After posting Q3 2026 earnings, Cisco Systems (NASDAQ: CSCO) saw its shares rise about 15%, a move that highlights the growing importance of networking, server and infrastructure companies in the AI era. The results, released on May 13, 2026, came amid a broader industry focus on the backbone that supports AI workloads.

Background

AI adoption has accelerated across enterprise and cloud providers, driving demand for high‑performance networking, storage and power infrastructure. Companies that supply the physical and software layers—such as Cisco, Eaton, and Ecolab—are positioned to benefit as data center footprints expand. Analysts note that while software names dominate headlines, the hardware and infrastructure segment is critical for scaling AI workloads.

What Happened

In its Q3 2026 earnings call, Cisco reported revenue growth that exceeded market expectations, with a 15% increase in share price following the announcement. The company highlighted the following key points:

  • Revenue and earnings per share beat consensus estimates, reflecting higher sales of networking gear and data center solutions.
  • Strong demand for AI‑centric networking products, driven by large cloud providers and enterprise customers building new AI data centers.
  • Continued expansion of Cisco’s data center portfolio, including the integration of software‑defined networking (SD‑WAN) and edge computing solutions.
  • Positive outlook for the remainder of the fiscal year, with guidance that suggests further upside in AI‑related infrastructure sales.

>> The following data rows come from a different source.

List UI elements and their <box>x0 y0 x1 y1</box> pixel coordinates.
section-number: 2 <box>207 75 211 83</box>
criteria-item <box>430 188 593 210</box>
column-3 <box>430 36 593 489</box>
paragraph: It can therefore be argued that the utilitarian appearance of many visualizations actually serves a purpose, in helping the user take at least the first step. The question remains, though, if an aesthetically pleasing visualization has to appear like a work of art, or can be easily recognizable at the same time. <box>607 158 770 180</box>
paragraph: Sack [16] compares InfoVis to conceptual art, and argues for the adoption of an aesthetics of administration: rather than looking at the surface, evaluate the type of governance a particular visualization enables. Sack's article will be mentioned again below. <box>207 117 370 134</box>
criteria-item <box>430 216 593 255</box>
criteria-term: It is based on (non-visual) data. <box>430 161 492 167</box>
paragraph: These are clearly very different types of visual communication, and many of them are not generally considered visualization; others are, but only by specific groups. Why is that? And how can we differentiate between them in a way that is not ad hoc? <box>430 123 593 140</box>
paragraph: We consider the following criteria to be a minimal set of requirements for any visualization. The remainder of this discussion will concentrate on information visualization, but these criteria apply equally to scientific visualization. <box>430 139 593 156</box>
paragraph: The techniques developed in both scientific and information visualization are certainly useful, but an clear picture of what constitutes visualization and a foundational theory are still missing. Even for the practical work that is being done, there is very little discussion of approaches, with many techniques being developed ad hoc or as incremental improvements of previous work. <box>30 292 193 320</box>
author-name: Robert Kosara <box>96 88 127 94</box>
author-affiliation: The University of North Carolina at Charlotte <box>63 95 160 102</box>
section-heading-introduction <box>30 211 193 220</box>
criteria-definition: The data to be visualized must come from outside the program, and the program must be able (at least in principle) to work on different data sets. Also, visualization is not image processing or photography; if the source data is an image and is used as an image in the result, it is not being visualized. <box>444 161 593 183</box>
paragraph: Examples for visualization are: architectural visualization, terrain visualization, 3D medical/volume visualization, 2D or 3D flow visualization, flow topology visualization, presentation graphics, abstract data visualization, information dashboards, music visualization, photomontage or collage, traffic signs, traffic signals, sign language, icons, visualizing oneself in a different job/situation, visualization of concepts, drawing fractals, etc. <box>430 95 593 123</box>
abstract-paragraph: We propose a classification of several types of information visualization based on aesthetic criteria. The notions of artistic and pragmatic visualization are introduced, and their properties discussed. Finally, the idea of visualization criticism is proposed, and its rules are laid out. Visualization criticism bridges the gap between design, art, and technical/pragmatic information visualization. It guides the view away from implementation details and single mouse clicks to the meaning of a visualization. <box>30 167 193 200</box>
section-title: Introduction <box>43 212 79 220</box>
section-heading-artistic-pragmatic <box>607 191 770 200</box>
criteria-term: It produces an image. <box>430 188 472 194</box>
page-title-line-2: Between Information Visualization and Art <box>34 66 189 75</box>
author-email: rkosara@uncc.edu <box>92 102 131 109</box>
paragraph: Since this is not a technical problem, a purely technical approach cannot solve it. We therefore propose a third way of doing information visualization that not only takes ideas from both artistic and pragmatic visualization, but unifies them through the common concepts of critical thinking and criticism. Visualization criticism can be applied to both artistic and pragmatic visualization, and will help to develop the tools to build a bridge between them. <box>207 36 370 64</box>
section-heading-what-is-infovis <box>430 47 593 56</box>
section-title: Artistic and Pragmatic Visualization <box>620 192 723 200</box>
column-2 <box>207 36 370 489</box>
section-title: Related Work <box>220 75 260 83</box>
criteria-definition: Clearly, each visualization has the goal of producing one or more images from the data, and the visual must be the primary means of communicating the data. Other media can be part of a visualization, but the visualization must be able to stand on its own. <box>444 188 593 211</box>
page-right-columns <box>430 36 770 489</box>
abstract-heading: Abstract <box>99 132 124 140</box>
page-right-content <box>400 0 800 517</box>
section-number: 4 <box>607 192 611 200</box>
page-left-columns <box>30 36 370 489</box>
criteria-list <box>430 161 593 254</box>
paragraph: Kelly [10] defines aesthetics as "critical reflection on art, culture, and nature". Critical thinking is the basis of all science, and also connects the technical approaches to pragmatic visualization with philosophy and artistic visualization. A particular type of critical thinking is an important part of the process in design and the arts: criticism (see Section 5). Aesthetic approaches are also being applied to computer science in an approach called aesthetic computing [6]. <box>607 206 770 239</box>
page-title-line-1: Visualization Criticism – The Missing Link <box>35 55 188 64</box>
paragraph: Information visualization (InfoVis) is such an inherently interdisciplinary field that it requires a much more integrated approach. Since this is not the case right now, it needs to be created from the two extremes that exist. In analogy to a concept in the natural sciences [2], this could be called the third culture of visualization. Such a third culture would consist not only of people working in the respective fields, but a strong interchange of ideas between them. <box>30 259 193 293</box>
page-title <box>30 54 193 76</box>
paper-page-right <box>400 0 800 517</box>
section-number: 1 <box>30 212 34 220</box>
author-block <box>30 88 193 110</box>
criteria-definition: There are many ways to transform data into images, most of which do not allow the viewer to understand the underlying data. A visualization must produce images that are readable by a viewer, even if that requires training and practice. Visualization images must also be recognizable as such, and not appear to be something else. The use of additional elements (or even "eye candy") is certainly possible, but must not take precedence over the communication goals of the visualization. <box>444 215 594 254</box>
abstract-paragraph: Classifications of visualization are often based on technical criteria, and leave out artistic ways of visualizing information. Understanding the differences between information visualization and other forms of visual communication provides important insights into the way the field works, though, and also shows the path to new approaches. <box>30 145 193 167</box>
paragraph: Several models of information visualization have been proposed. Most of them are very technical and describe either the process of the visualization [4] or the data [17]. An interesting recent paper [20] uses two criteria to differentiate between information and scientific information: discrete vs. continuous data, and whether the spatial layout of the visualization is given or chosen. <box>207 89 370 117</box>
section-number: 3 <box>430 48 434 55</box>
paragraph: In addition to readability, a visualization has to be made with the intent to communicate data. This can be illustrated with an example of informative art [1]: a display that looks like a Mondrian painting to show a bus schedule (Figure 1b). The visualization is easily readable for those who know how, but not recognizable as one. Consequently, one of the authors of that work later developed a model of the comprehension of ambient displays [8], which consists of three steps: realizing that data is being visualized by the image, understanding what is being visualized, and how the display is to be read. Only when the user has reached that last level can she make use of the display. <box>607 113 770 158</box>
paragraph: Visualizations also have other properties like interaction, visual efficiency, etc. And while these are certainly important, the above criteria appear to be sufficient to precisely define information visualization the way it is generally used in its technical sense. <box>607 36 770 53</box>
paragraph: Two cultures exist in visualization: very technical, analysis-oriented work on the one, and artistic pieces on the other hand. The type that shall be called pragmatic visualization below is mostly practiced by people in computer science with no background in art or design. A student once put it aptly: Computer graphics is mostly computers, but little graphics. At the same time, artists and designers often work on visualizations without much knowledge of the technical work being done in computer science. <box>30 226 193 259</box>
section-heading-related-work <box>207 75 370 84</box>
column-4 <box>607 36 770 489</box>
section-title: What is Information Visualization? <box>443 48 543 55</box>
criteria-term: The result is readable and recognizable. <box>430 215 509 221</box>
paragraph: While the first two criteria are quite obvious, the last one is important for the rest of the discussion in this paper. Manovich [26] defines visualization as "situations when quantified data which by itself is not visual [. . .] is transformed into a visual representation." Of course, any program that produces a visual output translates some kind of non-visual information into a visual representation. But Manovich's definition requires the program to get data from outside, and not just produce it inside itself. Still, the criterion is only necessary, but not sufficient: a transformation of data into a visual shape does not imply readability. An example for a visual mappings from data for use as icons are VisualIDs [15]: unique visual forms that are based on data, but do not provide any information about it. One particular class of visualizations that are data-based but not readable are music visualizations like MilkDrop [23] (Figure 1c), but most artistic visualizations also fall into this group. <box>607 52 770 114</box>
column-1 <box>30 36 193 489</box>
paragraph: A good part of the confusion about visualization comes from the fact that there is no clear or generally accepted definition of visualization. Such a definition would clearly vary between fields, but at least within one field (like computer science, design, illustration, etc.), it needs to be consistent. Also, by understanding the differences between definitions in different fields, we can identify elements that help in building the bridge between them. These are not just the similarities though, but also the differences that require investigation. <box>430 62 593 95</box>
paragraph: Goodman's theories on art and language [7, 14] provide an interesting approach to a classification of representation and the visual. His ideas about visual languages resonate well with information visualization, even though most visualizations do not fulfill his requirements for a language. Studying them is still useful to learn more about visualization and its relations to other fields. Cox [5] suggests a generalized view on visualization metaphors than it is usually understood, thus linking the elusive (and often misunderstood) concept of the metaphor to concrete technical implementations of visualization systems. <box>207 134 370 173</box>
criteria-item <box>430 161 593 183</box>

Concurrent reports from other industry players reinforce the narrative. Eaton (ETN) announced plans to expand switchgear capacity to support AI data center buildouts, while Ecolab was named by Bank of America as a company likely to benefit from the same trend. Nebius (NBIS) saw a 684% revenue jump on booming data center demand, and Valens Semiconductor experienced a sharp stock rise following a strong earnings report.

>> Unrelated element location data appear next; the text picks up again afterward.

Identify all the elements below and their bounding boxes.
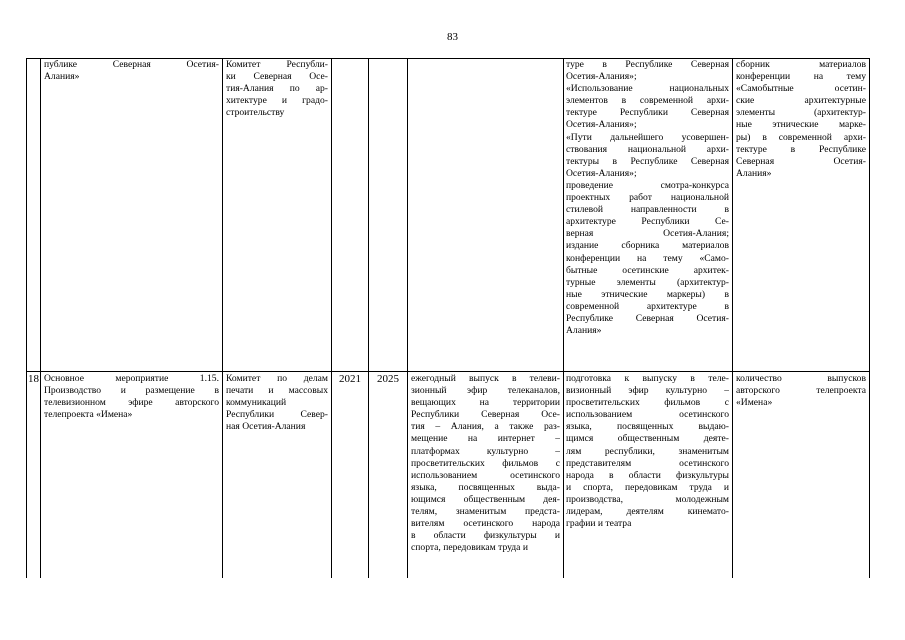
column-divider xyxy=(40,58,41,578)
text-line: количество выпусков xyxy=(736,373,866,384)
text-line: ежегодный выпуск в телеви- xyxy=(411,373,560,384)
text-line: визионный эфир культурно – xyxy=(566,385,729,397)
text-line: графии и театра xyxy=(566,518,632,530)
text-line: Республики Север- xyxy=(226,409,328,421)
text-line: турные элементы (архитектур- xyxy=(566,276,729,288)
text-line: хитектуре и градо- xyxy=(226,95,328,107)
text-line: использованием осетинского xyxy=(411,469,560,481)
column-divider xyxy=(563,58,564,578)
text-line: Алания» xyxy=(566,325,602,337)
text-line: элементов в современной архи- xyxy=(566,95,729,107)
text-line: Алания» xyxy=(736,167,772,179)
column-divider xyxy=(368,58,369,578)
cell-start-year: 2021 xyxy=(339,373,361,385)
text-line: Комитет по делам xyxy=(226,373,328,384)
text-line: строительству xyxy=(226,107,285,119)
text-line: телевизионном эфире авторского xyxy=(44,397,219,409)
cell-content xyxy=(411,373,560,554)
text-line: «Пути дальнейшего усовершен- xyxy=(566,131,729,143)
column-divider xyxy=(26,58,27,578)
cell-executor xyxy=(226,59,328,119)
text-line: подготовка к выпуску в теле- xyxy=(566,373,729,384)
column-divider xyxy=(407,58,408,578)
text-line: Осетия-Алания»; xyxy=(566,167,637,179)
text-line: конференции на тему xyxy=(736,71,866,83)
text-line: Северная Осетия- xyxy=(736,155,866,167)
text-line: лидерам, деятелям кинемато- xyxy=(566,506,729,518)
text-line: туре в Республике Северная xyxy=(566,59,729,70)
text-line: авторского телепроекта xyxy=(736,385,866,397)
text-line: спорта, передовикам труда и xyxy=(411,542,528,554)
text-line: ные этнические маркеры) в xyxy=(566,288,729,300)
text-line: коммуникаций xyxy=(226,397,287,409)
text-line: платформах культурно – xyxy=(411,445,560,457)
text-line: лям республики, знаменитым xyxy=(566,445,729,457)
text-line: Основное мероприятие 1.15. xyxy=(44,373,219,384)
cell-result xyxy=(566,373,729,530)
text-line: телям, знаменитым предста- xyxy=(411,506,560,518)
text-line: использованием осетинского xyxy=(566,409,729,421)
cell-title xyxy=(44,59,219,83)
text-line: Производство и размещение в xyxy=(44,385,219,397)
text-line: ная Осетия-Алания xyxy=(226,421,306,433)
cell-end-year: 2025 xyxy=(377,373,399,385)
text-line: зионный эфир телеканалов, xyxy=(411,385,560,397)
text-line: ствования национальной архи- xyxy=(566,143,729,155)
text-line: ные этнические марке- xyxy=(736,119,866,131)
text-line: издание сборника материалов xyxy=(566,240,729,252)
text-line: тектуры в Республике Северная xyxy=(566,155,729,167)
text-line: ры) в современной архи- xyxy=(736,131,866,143)
cell-number: 18 xyxy=(28,373,39,385)
text-line: печати и массовых xyxy=(226,385,328,397)
text-line: бытные осетинские архитек- xyxy=(566,264,729,276)
text-line: просветительских фильмов с xyxy=(566,397,729,409)
text-line: телепроекта «Имена» xyxy=(44,409,133,421)
text-line: производства, молодежным xyxy=(566,493,729,505)
text-line: Республики Северная Осе- xyxy=(411,409,560,421)
text-line: конференции на тему «Само- xyxy=(566,252,729,264)
text-line: верная Осетия-Алания; xyxy=(566,228,729,240)
text-line: «Использование национальных xyxy=(566,83,729,95)
text-line: публике Северная Осетия- xyxy=(44,59,219,70)
cell-indicator xyxy=(736,373,866,409)
text-line: просветительских фильмов с xyxy=(411,457,560,469)
cell-result xyxy=(566,59,729,337)
text-line: вителям осетинского народа xyxy=(411,518,560,530)
text-line: тектуре в Республике xyxy=(736,143,866,155)
text-line: сборник материалов xyxy=(736,59,866,70)
text-line: щимся общественным деяте- xyxy=(566,433,729,445)
text-line: Комитет Республи- xyxy=(226,59,328,70)
text-line: представителям осетинского xyxy=(566,457,729,469)
text-line: современной архитектуре в xyxy=(566,300,729,312)
row-divider xyxy=(26,371,870,372)
text-line: народа в области физкультуры xyxy=(566,469,729,481)
text-line: ские архитектурные xyxy=(736,95,866,107)
cell-indicator xyxy=(736,59,866,180)
text-line: тектуре Республики Северная xyxy=(566,107,729,119)
text-line: Осетия-Алания»; xyxy=(566,119,637,131)
text-line: проведение смотра-конкурса xyxy=(566,179,729,191)
page-number: 83 xyxy=(447,31,458,43)
text-line: языка, посвященных выдаю- xyxy=(566,421,729,433)
text-line: тия – Алания, а также раз- xyxy=(411,421,560,433)
column-divider xyxy=(732,58,733,578)
cell-title xyxy=(44,373,219,421)
text-line: Алания» xyxy=(44,71,80,83)
text-line: проектных работ национальной xyxy=(566,192,729,204)
text-line: элементы (архитектур- xyxy=(736,107,866,119)
column-divider xyxy=(331,58,332,578)
column-divider xyxy=(869,58,870,578)
text-line: вещающих на территории xyxy=(411,397,560,409)
text-line: мещение на интернет – xyxy=(411,433,560,445)
text-line: «Самобытные осетин- xyxy=(736,83,866,95)
text-line: тия-Алания по ар- xyxy=(226,83,328,95)
text-line: стилевой направленности в xyxy=(566,204,729,216)
text-line: Республике Северная Осетия- xyxy=(566,312,729,324)
text-line: языка, посвященных выда- xyxy=(411,481,560,493)
cell-executor xyxy=(226,373,328,433)
text-line: архитектуре Республики Се- xyxy=(566,216,729,228)
text-line: ющимся общественным дея- xyxy=(411,493,560,505)
text-line: в области физкультуры и xyxy=(411,530,560,542)
text-line: «Имена» xyxy=(736,397,773,409)
text-line: Осетия-Алания»; xyxy=(566,71,637,83)
column-divider xyxy=(222,58,223,578)
text-line: ки Северная Осе- xyxy=(226,71,328,83)
text-line: и спорта, передовикам труда и xyxy=(566,481,729,493)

Market & Industry Implications

The Cisco earnings reinforce the view that infrastructure providers are poised to capture a growing share of the AI market. According to Goldman Sachs strategists, the broader market momentum and risk appetite are currently high, but this could pose challenges if the underlying fundamentals shift. The surge in AI spending is not limited to software; it extends to networking, servers, and power infrastructure, creating a multi‑segment opportunity for companies like Cisco, Eaton and Ecolab.

Investors are also watching how companies that supply the physical layer—such as those in the power and cooling space—are positioning themselves. The expansion of switchgear capacity by Eaton and the emphasis on data center infrastructure by Ecolab suggest a coordinated industry response to the AI wave.

What to Watch

Key upcoming events that could influence the story include:

  • Cisco’s next earnings release, expected in the first quarter of 2027, which will provide further insight into AI‑driven revenue growth.
  • Eaton’s planned switchgear expansion timeline and capacity targets, as announced in its Q1 2026 earnings call.
  • Bank of America’s updated list of companies positioned to benefit from AI data center buildouts, which may affect valuation multiples for infrastructure firms.
  • Potential regulatory developments affecting data center power usage and cooling efficiency, which could impact infrastructure demand.